There are two reasons why I don’t like Christmas crackers. The first is practical. My major worry at Christmas is that the dinner isn’t served cold. Plates must be warmed! And ingrediets must be served in a timely manner! When you are sitting down to Christmas dinner and have just managed to get the food material onto your plate before it gets cold – the turkey (some prefer goose); the roast potatoes and boiled potatoes; the sprouts; the carrots; the stuffing; sausages maybe (though not for me a confusion of meats). On top of which the wine in the glass (red or white; who is wanting what?) Remember the confusion of St Nicholas? And there lying parallel to the cutlery or sometimes diagonally across the plate like a despised weapon is the Xmas cracker. And in a chaos of elbows they are pulled and the wine glasses are knocked over and people read out jokes or look for reading glasses and put paper hats on and insist you put a paper hat on, which I won’t, and through it all my dinner is gretting colder on the plate.

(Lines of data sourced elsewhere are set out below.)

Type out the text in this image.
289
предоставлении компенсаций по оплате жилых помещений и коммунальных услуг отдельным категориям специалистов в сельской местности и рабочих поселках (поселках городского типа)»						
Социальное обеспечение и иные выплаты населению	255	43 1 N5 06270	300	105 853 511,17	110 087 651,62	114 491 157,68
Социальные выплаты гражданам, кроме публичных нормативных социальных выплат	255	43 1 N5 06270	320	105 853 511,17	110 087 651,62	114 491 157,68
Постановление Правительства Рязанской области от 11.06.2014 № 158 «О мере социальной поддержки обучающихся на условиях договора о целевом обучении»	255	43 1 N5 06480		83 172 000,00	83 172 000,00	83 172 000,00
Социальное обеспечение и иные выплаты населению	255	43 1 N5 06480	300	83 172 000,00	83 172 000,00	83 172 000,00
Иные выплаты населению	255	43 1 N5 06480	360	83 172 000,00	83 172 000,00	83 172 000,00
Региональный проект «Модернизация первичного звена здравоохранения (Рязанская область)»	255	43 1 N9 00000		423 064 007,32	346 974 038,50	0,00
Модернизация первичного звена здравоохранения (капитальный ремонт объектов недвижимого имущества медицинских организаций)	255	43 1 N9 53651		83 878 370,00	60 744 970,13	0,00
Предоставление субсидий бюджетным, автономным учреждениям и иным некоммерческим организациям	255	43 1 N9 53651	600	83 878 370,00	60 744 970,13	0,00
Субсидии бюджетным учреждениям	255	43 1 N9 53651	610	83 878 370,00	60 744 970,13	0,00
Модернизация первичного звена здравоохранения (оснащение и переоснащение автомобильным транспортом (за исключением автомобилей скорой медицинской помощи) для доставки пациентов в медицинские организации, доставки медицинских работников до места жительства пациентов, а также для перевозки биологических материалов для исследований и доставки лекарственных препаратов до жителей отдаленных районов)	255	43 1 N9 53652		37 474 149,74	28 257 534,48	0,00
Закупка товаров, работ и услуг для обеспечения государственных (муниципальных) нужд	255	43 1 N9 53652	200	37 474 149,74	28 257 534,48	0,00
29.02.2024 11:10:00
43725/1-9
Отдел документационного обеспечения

The second reason is ideological. I refuse to be processed through Christmas in the habitual manner. The xmas cracker is emblematic of this delivery system. I reckon Adorno and the Frankfurt school would have none of the Christmas cracker. The authorities will look to channel me through xmas via christmas strictly come dancing, the X-mas factor, Slade and Wizard and Dean Martin with his smug Xmas medley in Tesco. I know the counter argument: that the ritual of crap jokes and cold dinner is a meaningless sequence through which we construct more significant meaning, a radical overhaul of the habitual quest for material value; working against the grain. But sorry, I can’t be dealing with this post-modern version of christmas crackerdom.
When we go round to my other sister’s house on Boxing Day for what I refer to as the return fixture there will be more crackers laid out: so-called luxury crackers. The ideological struggle goes on.